Ultrafast relaxation of photoexcited superfluid He nanodroplets

The relaxation of photoexcited nanosystems is a fundamental process of light–matter interaction. Depending on the couplings of the internal degrees of freedom, relaxation can be ultrafast, converting electronic energy in a few fs, or slow, if the energy is trapped in a metastable state that decouples from its environment. Here, we study helium nanodroplets excited resonantly by femtosecond extreme-ultraviolet (XUV) pulses from a seeded free-electron laser. Despite their superfluid nature, we find that helium nanodroplets in the lowest electronically excited states undergo ultrafast relaxation. By comparing experimental photoelectron spectra with time-dependent density functional theory simulations, we unravel the full relaxation pathway: Following an ultrafast interband transition, a void nanometer-sized bubble forms around the localized excitation (He$${}^{* }$$) within 1 ps.
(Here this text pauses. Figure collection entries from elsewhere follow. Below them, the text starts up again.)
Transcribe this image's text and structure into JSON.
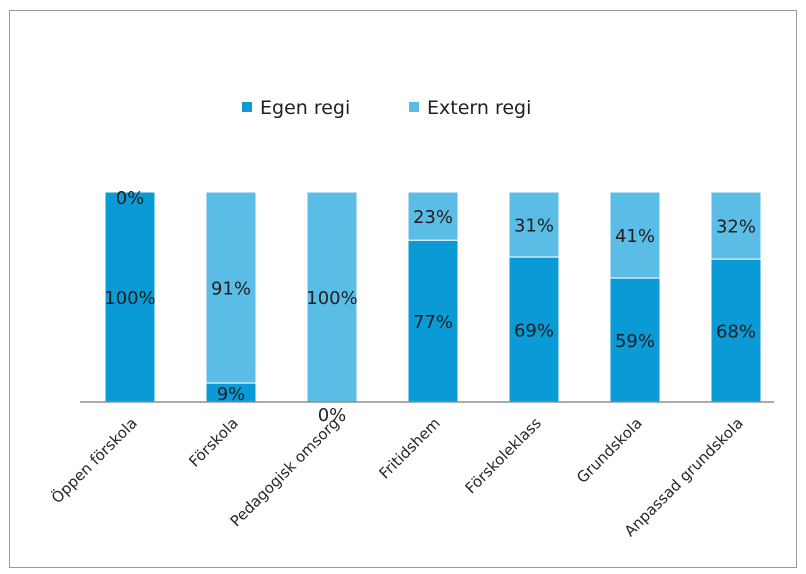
{
  "chart_data": {
    "type": "bar",
    "stacked": true,
    "categories": [
      "Öppen förskola",
      "Förskola",
      "Pedagogisk omsorg",
      "Fritidshem",
      "Förskoleklass",
      "Grundskola",
      "Anpassad grundskola"
    ],
    "series": [
      {
        "name": "Egen regi",
        "values": [
          100,
          9,
          0,
          77,
          69,
          59,
          68
        ],
        "labels": [
          "100%",
          "9%",
          "0%",
          "77%",
          "69%",
          "59%",
          "68%"
        ],
        "color": "#0a9ad6"
      },
      {
        "name": "Extern regi",
        "values": [
          0,
          91,
          100,
          23,
          31,
          41,
          32
        ],
        "labels": [
          "0%",
          "91%",
          "100%",
          "23%",
          "31%",
          "41%",
          "32%"
        ],
        "color": "#5bbde6"
      }
    ],
    "ylim": [
      0,
      100
    ],
    "legend_position": "top",
    "grid": false
  }
}
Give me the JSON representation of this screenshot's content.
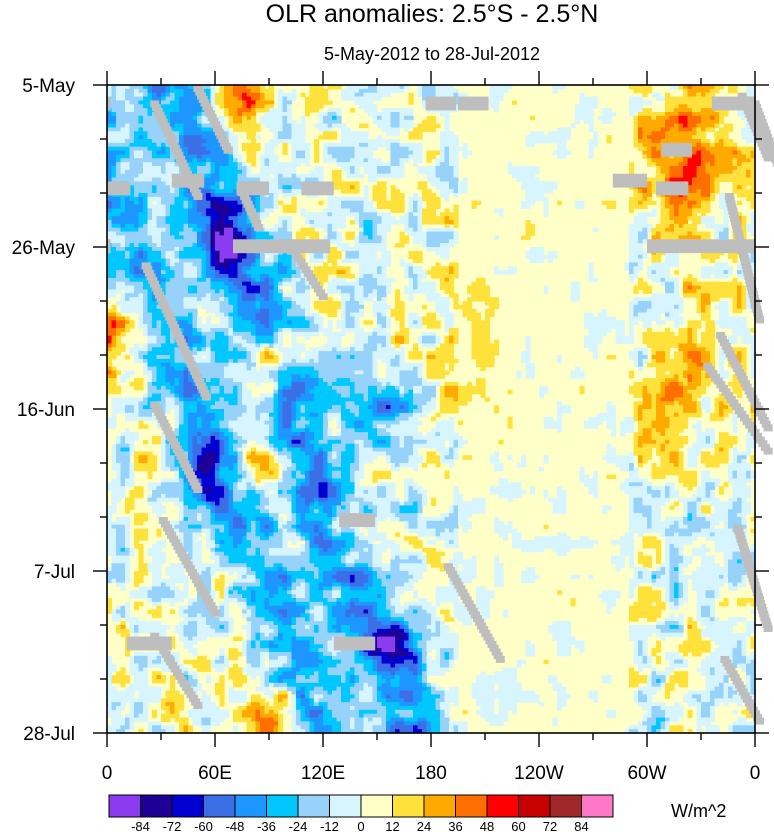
{
  "chart_data": {
    "type": "heatmap",
    "title": "OLR anomalies: 2.5°S - 2.5°N",
    "subtitle": "5-May-2012 to 28-Jul-2012",
    "x_ticks": [
      {
        "label": "0",
        "lon": 0
      },
      {
        "label": "60E",
        "lon": 60
      },
      {
        "label": "120E",
        "lon": 120
      },
      {
        "label": "180",
        "lon": 180
      },
      {
        "label": "120W",
        "lon": 240
      },
      {
        "label": "60W",
        "lon": 300
      },
      {
        "label": "0",
        "lon": 360
      }
    ],
    "x_range": [
      0,
      360
    ],
    "y_ticks": [
      {
        "label": "5-May",
        "day": 0
      },
      {
        "label": "26-May",
        "day": 21
      },
      {
        "label": "16-Jun",
        "day": 42
      },
      {
        "label": "7-Jul",
        "day": 63
      },
      {
        "label": "28-Jul",
        "day": 84
      }
    ],
    "y_range": [
      0,
      84
    ],
    "y_direction": "time-increasing-downward",
    "colorbar": {
      "units": "W/m^2",
      "levels": [
        -84,
        -72,
        -60,
        -48,
        -36,
        -24,
        -12,
        0,
        12,
        24,
        36,
        48,
        60,
        72,
        84
      ],
      "colors": [
        "#8c3cf0",
        "#1e0096",
        "#0000d2",
        "#3c6ee6",
        "#1e96ff",
        "#00c8ff",
        "#96d2fa",
        "#d7f5ff",
        "#ffffc8",
        "#ffe13c",
        "#ffaa00",
        "#ff6e00",
        "#ff0000",
        "#c80000",
        "#a02828",
        "#ff78c8"
      ]
    },
    "missing_color": "#bebebe"
  }
}
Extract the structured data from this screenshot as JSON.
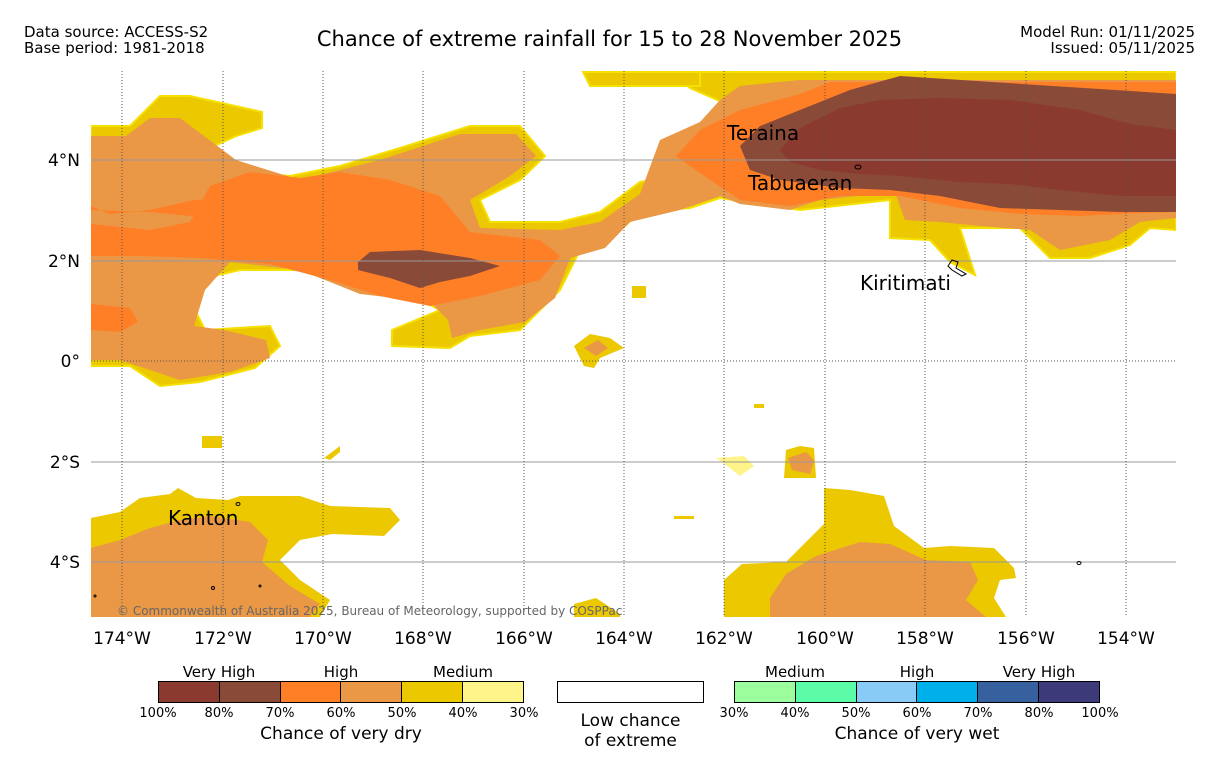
{
  "header": {
    "source_line1": "Data source: ACCESS-S2",
    "source_line2": "Base period: 1981-2018",
    "title": "Chance of extreme rainfall for 15 to 28 November 2025",
    "run_line1": "Model Run: 01/11/2025",
    "run_line2": "Issued: 05/11/2025"
  },
  "map": {
    "lon_ticks": [
      "174°W",
      "172°W",
      "170°W",
      "168°W",
      "166°W",
      "164°W",
      "162°W",
      "160°W",
      "158°W",
      "156°W",
      "154°W"
    ],
    "lat_ticks": [
      "4°N",
      "2°N",
      "0°",
      "2°S",
      "4°S"
    ],
    "places": [
      "Teraina",
      "Tabuaeran",
      "Kiritimati",
      "Kanton"
    ],
    "copyright": "© Commonwealth of Australia 2025, Bureau of Meteorology, supported by COSPPac"
  },
  "legend": {
    "dry": {
      "title": "Chance of very dry",
      "headers": [
        "Very High",
        "High",
        "Medium"
      ],
      "ticks": [
        "100%",
        "80%",
        "70%",
        "60%",
        "50%",
        "40%",
        "30%"
      ],
      "colors": [
        "#8b3a30",
        "#8a4a38",
        "#fe7f26",
        "#ea9846",
        "#ebc800",
        "#fff48a"
      ]
    },
    "low": {
      "line1": "Low chance",
      "line2": "of extreme"
    },
    "wet": {
      "title": "Chance of very wet",
      "headers": [
        "Medium",
        "High",
        "Very High"
      ],
      "ticks": [
        "30%",
        "40%",
        "50%",
        "60%",
        "70%",
        "80%",
        "100%"
      ],
      "colors": [
        "#9bfd9b",
        "#5bfba7",
        "#88cbf7",
        "#00b0ea",
        "#37609f",
        "#3d3a79"
      ]
    }
  }
}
Subsequently, the bubble collapses and releases metastable He$${}^{* }$$ at the droplet surface. This study highlights the high level of detail achievable in probing the photodynamics of nanosystems using tunable XUV pulses. There is interest in understanding the relaxation mechanisms of photoexcitation in atoms, molecules and other complex systems. Here the authors unravel the photoexcitation and ultrafast relaxation of superfluid helium nanodroplets using a pump-probe experiment with FEL pulses.